Voyages continentaux.

 

Henri Mouhot  nait à Montbéliard en 1826. Son père, Jean Henri est ouvrier horloger (monteur de boîtes), par la suite, il devient, receveur d'octroi.  Sa mère Suzanne Marguerite Jacot est institutrice. Un frère, Charles et deux soeurs, Adèle et Louise Emilie, décédées peu après leur naissance, le suivent. Il entretient une relation privilégiée avec Charles de deux ans son cadet. Elevé dans une famille protestante, il entre au collège Cuvier le 16 octobre 1837 en classe de sixième comme externe.  Il  y poursuit une scolarité « normale » jusqu'en juin 1844. Il n’est pas un élève particulièrement brillant. Toutefois, il décroche un prix d'orthographe et de narration. Les examens d'août 1843 le jugent trop faible pour passer en rhétorique et il termine donc en seconde ses études sanctionnées par un Certificat d'Etudes Collégiales le 14 juillet 1844. Le 5 novembre de la même année, sa mère décède. A 18 ans, il quitte  Montbéliard pour la Russie des Tsars où il enseigne le français à l'Académie de Voronej sur le Don. Attentif à cette société différente, il en dresse un portrait peu flatteur. 

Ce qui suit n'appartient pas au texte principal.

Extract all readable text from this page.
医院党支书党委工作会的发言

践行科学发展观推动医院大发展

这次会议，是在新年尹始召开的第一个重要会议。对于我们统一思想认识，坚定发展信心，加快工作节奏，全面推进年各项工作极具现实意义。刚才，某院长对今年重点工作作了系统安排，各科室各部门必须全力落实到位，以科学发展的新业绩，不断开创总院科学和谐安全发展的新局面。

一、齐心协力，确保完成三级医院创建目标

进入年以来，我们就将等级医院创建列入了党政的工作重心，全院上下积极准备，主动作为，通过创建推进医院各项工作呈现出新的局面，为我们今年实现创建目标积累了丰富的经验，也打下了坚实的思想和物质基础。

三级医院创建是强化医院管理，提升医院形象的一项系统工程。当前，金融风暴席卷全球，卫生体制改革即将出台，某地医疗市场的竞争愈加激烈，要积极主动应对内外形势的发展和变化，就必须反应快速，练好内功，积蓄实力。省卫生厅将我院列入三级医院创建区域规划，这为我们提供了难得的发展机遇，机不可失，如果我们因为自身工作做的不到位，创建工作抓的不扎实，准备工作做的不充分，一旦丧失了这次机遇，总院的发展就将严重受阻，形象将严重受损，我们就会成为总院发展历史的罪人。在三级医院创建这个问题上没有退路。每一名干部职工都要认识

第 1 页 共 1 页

« Pendant de longues années, j'ai séjourné en Russie; j'y ai été témoin des effets affreux du despotisme et de l'esclavage... ».

La guerre de Crimée l’oblige alors à rentrer à Montbéliard, où il retrouve son frère Charles. Ils se mettent, tous deux, à parcourir l’Europe, tels de reporters. La photographie en est à ses débuts, ils utilisent un « Daguerréotype [1]». Ils vivent  probablement de leurs expositions. Une d’elle les conduit à Londres. C’est là que les deux frères rencontrent les sœurs Park, Anne et Jenny, petites-nièces de l’explorateur écossais Mungo Park, dont les récits ont probablement enchanté l’enfance d’Henri. En France, on commence à se passionner pour ce que l’on appelle déjà l’Indo-Chine, (que les géographes de l’époque écrivent, très sagement, en deux mots), alors que les premiers établissements français sont fondés dans le sud de cette région, en Cochinchine (1859, prise de Saigon). Et c’est donc vers l’Asie du Sud-est que son goût de l’aventure va, cette fois, pousser Henri Mouhot. Il propose alors ses services à plusieurs sociétés savantes françaises qui l’éconduisent, faute d’être pris au sérieux. Mais, en Angleterre, l’homme, déjà connu pour sa soif de découverte et ses dons pour le dessin et la peinture, obtient très vite le parrainage de la prestigieuse et vénérable Royal Geographical Society. Mais c'est à ses frais qu'il entreprend  le voyage.

 

De Bangkok  à Angkor.

 

En avril 1858, il s’embarque pour la Thaïlande. Il est assez peu bavard sur la traversée, pourtant elle va durer quatre mois.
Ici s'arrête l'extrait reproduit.